As businesses mobilised their ecommerce operations during the pandemic, warehouse space has suffered as retailers look to third-party logistics companies to help ease supply issues.
The UK has one of the most developed ecommerce markets in the world however will require an extra 60 million square footage of spare room, or 14 per cent of its existing warehouse space by 2025.
“We think the pandemic may have caused a three to five year acceleration in that shift in how people consume goods [in Europe],” Blackstone head of real estate James Seppala told the Financial Times.
“Goods purchased online require around three times the logistics space [as bricks-and-mortar stores],” he added.

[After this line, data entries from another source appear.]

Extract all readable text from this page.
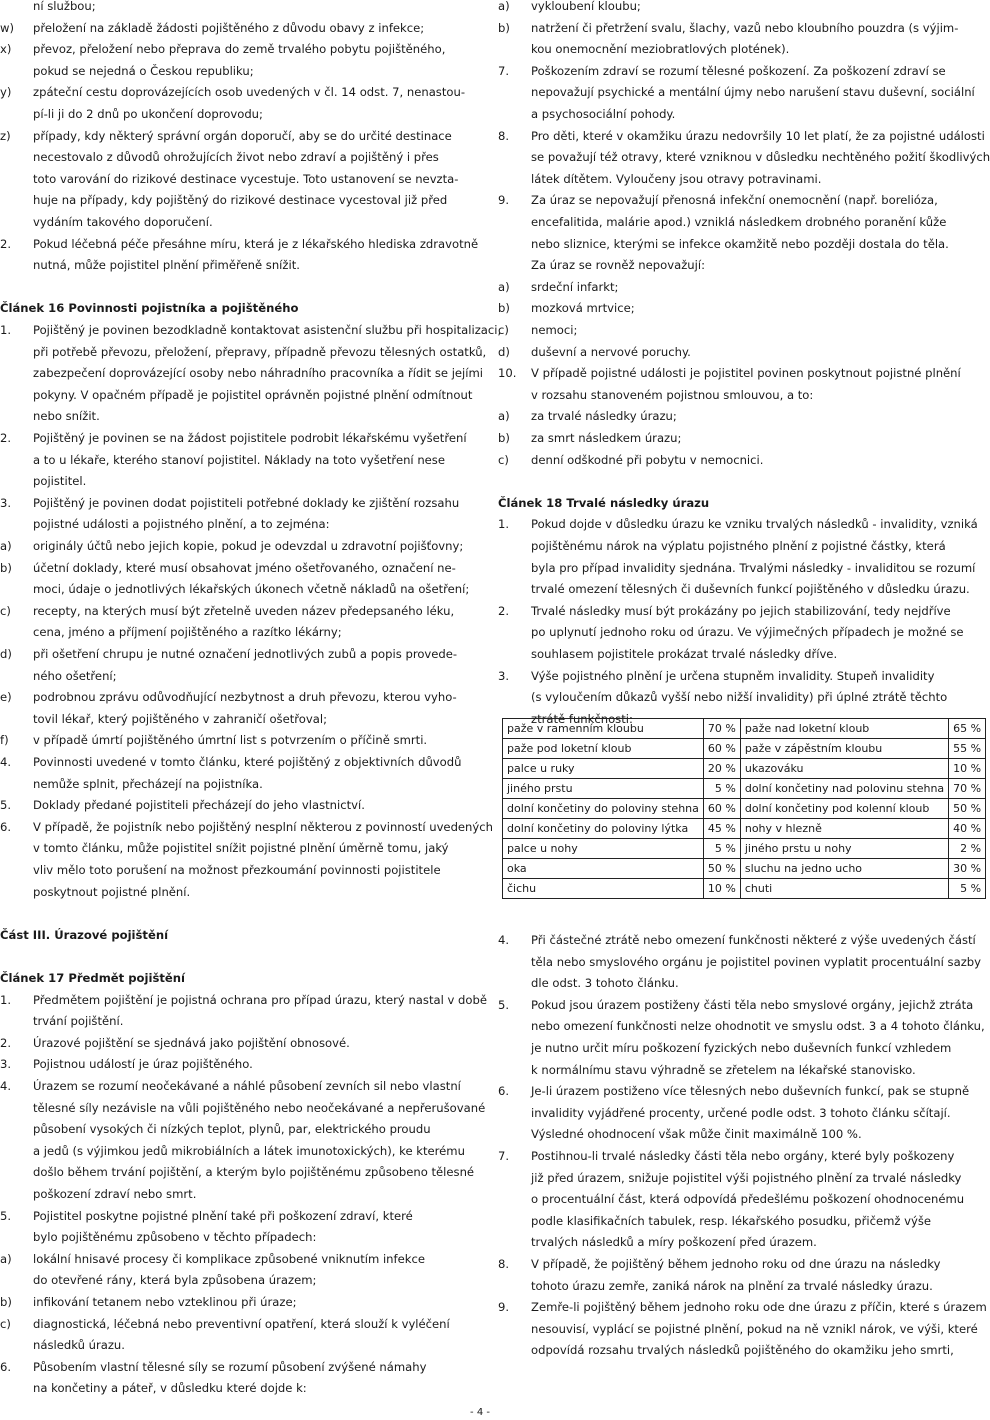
ní službou;
w) přeložení na základě žádosti pojištěného z důvodu obavy z infekce;
x) převoz, přeložení nebo přeprava do země trvalého pobytu pojištěného,
pokud se nejedná o Českou republiku;
y) zpáteční cestu doprovázejících osob uvedených v čl. 14 odst. 7, nenastou-
pí-li ji do 2 dnů po ukončení doprovodu;
z) případy, kdy některý správní orgán doporučí, aby se do určité destinace
necestovalo z důvodů ohrožujících život nebo zdraví a pojištěný i přes
toto varování do rizikové destinace vycestuje. Toto ustanovení se nevzta-
huje na případy, kdy pojištěný do rizikové destinace vycestoval již před
vydáním takového doporučení.
2. Pokud léčebná péče přesáhne míru, která je z lékařského hlediska zdravotně
nutná, může pojistitel plnění přiměřeně snížit.
Článek 16 Povinnosti pojistníka a pojištěného
1. Pojištěný je povinen bezodkladně kontaktovat asistenční službu při hospitalizaci,
při potřebě převozu, přeložení, přepravy, případně převozu tělesných ostatků,
zabezpečení doprovázející osoby nebo náhradního pracovníka a řídit se jejími
pokyny. V opačném případě je pojistitel oprávněn pojistné plnění odmítnout
nebo snížit.
2. Pojištěný je povinen se na žádost pojistitele podrobit lékařskému vyšetření
a to u lékaře, kterého stanoví pojistitel. Náklady na toto vyšetření nese
pojistitel.
3. Pojištěný je povinen dodat pojistiteli potřebné doklady ke zjištění rozsahu
pojistné události a pojistného plnění, a to zejména:
a) originály účtů nebo jejich kopie, pokud je odevzdal u zdravotní pojišťovny;
b) účetní doklady, které musí obsahovat jméno ošetřovaného, označení ne-
moci, údaje o jednotlivých lékařských úkonech včetně nákladů na ošetření;
c) recepty, na kterých musí být zřetelně uveden název předepsaného léku,
cena, jméno a příjmení pojištěného a razítko lékárny;
d) při ošetření chrupu je nutné označení jednotlivých zubů a popis provede-
ného ošetření;
e) podrobnou zprávu odůvodňující nezbytnost a druh převozu, kterou vyho-
tovil lékař, který pojištěného v zahraničí ošetřoval;
f) v případě úmrtí pojištěného úmrtní list s potvrzením o příčině smrti.
4. Povinnosti uvedené v tomto článku, které pojištěný z objektivních důvodů
nemůže splnit, přecházejí na pojistníka.
5. Doklady předané pojistiteli přecházejí do jeho vlastnictví.
6. V případě, že pojistník nebo pojištěný nesplní některou z povinností uvedených
v tomto článku, může pojistitel snížit pojistné plnění úměrně tomu, jaký
vliv mělo toto porušení na možnost přezkoumání povinnosti pojistitele
poskytnout pojistné plnění.
Část III. Úrazové pojištění
Článek 17 Předmět pojištění
1. Předmětem pojištění je pojistná ochrana pro případ úrazu, který nastal v době
trvání pojištění.
2. Úrazové pojištění se sjednává jako pojištění obnosové.
3. Pojistnou událostí je úraz pojištěného.
4. Úrazem se rozumí neočekávané a náhlé působení zevních sil nebo vlastní
tělesné síly nezávisle na vůli pojištěného nebo neočekávané a nepřerušované
působení vysokých či nízkých teplot, plynů, par, elektrického proudu
a jedů (s výjimkou jedů mikrobiálních a látek imunotoxických), ke kterému
došlo během trvání pojištění, a kterým bylo pojištěnému způsobeno tělesné
poškození zdraví nebo smrt.
5. Pojistitel poskytne pojistné plnění také při poškození zdraví, které
bylo pojištěnému způsobeno v těchto případech:
a) lokální hnisavé procesy či komplikace způsobené vniknutím infekce
do otevřené rány, která byla způsobena úrazem;
b) infikování tetanem nebo vzteklinou při úraze;
c) diagnostická, léčebná nebo preventivní opatření, která slouží k vyléčení
následků úrazu.
6. Působením vlastní tělesné síly se rozumí působení zvýšené námahy
na končetiny a páteř, v důsledku které dojde k:
a) vykloubení kloubu;
b) natržení či přetržení svalu, šlachy, vazů nebo kloubního pouzdra (s výjim-
kou onemocnění meziobratlových plotének).
7. Poškozením zdraví se rozumí tělesné poškození. Za poškození zdraví se
nepovažují psychické a mentální újmy nebo narušení stavu duševní, sociální
a psychosociální pohody.
8. Pro děti, které v okamžiku úrazu nedovršily 10 let platí, že za pojistné události
se považují též otravy, které vzniknou v důsledku nechtěného požití škodlivých
látek dítětem. Vyloučeny jsou otravy potravinami.
9. Za úraz se nepovažují přenosná infekční onemocnění (např. borelióza,
encefalitida, malárie apod.) vzniklá následkem drobného poranění kůže
nebo sliznice, kterými se infekce okamžitě nebo později dostala do těla.
Za úraz se rovněž nepovažují:
a) srdeční infarkt;
b) mozková mrtvice;
c) nemoci;
d) duševní a nervové poruchy.
10. V případě pojistné události je pojistitel povinen poskytnout pojistné plnění
v rozsahu stanoveném pojistnou smlouvou, a to:
a) za trvalé následky úrazu;
b) za smrt následkem úrazu;
c) denní odškodné při pobytu v nemocnici.
Článek 18 Trvalé následky úrazu
1. Pokud dojde v důsledku úrazu ke vzniku trvalých následků - invalidity, vzniká
pojištěnému nárok na výplatu pojistného plnění z pojistné částky, která
byla pro případ invalidity sjednána. Trvalými následky - invaliditou se rozumí
trvalé omezení tělesných či duševních funkcí pojištěného v důsledku úrazu.
2. Trvalé následky musí být prokázány po jejich stabilizování, tedy nejdříve
po uplynutí jednoho roku od úrazu. Ve výjimečných případech je možné se
souhlasem pojistitele prokázat trvalé následky dříve.
3. Výše pojistného plnění je určena stupněm invalidity. Stupeň invalidity
(s vyloučením důkazů vyšší nebo nižší invalidity) při úplné ztrátě těchto
ztrátě funkčnosti:
paže v ramenním kloubu	70 %	paže nad loketní kloub	65 %
paže pod loketní kloub	60 %	paže v zápěstním kloubu	55 %
palce u ruky	20 %	ukazováku	10 %
jiného prstu	5 %	dolní končetiny nad polovinu stehna	70 %
dolní končetiny do poloviny stehna	60 %	dolní končetiny pod kolenní kloub	50 %
dolní končetiny do poloviny lýtka	45 %	nohy v hlezně	40 %
palce u nohy	5 %	jiného prstu u nohy	2 %
oka	50 %	sluchu na jedno ucho	30 %
čichu	10 %	chuti	5 %
4. Při částečné ztrátě nebo omezení funkčnosti některé z výše uvedených částí
těla nebo smyslového orgánu je pojistitel povinen vyplatit procentuální sazby
dle odst. 3 tohoto článku.
5. Pokud jsou úrazem postiženy části těla nebo smyslové orgány, jejichž ztráta
nebo omezení funkčnosti nelze ohodnotit ve smyslu odst. 3 a 4 tohoto článku,
je nutno určit míru poškození fyzických nebo duševních funkcí vzhledem
k normálnímu stavu výhradně se zřetelem na lékařské stanovisko.
6. Je-li úrazem postiženo více tělesných nebo duševních funkcí, pak se stupně
invalidity vyjádřené procenty, určené podle odst. 3 tohoto článku sčítají.
Výsledné ohodnocení však může činit maximálně 100 %.
7. Postihnou-li trvalé následky části těla nebo orgány, které byly poškozeny
již před úrazem, snižuje pojistitel výši pojistného plnění za trvalé následky
o procentuální část, která odpovídá předešlému poškození ohodnocenému
podle klasifikačních tabulek, resp. lékařského posudku, přičemž výše
trvalých následků a míry poškození před úrazem.
8. V případě, že pojištěný během jednoho roku od dne úrazu na následky
tohoto úrazu zemře, zaniká nárok na plnění za trvalé následky úrazu.
9. Zemře-li pojištěný během jednoho roku ode dne úrazu z příčin, které s úrazem
nesouvisí, vyplácí se pojistné plnění, pokud na ně vznikl nárok, ve výši, které
odpovídá rozsahu trvalých následků pojištěného do okamžiku jeho smrti,
- 4 -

“If you believe in the continued growth of ecommerce it makes sense to believe in the need for logistics space.”
However, experts are the Office for National Statistics (ONS) aren’t quite so optimistic, after publishing figures on Friday indicating that the need for warehouse space will decrease as the need for online retail will shrink as more and more shops open on the high street.
Online spend has seen record levels over the pandemic, with it contributing 36.3 per cent of total UK retail sales in January, which was almost double pre-pandemic figures.
But as bricks-and-mortar retail opened back up, online spend dropped to 27.3 per cent by May, with analysts predicting this trend to continue.
New industries that have opened up such as the rapid grocery delivery market requires plenty of warehouse space for strategically placed “dark stores” in urban areas, putting further strain on the demand.
CBRE senior director Tasos Vezyridis said to the FT: “Supply is struggling to cope with demand, this will drive rents up.”
The increased demand for ultra-fast delivery has also prompted companies to search for more efficient ways of delivering goods, especially in towns and cities.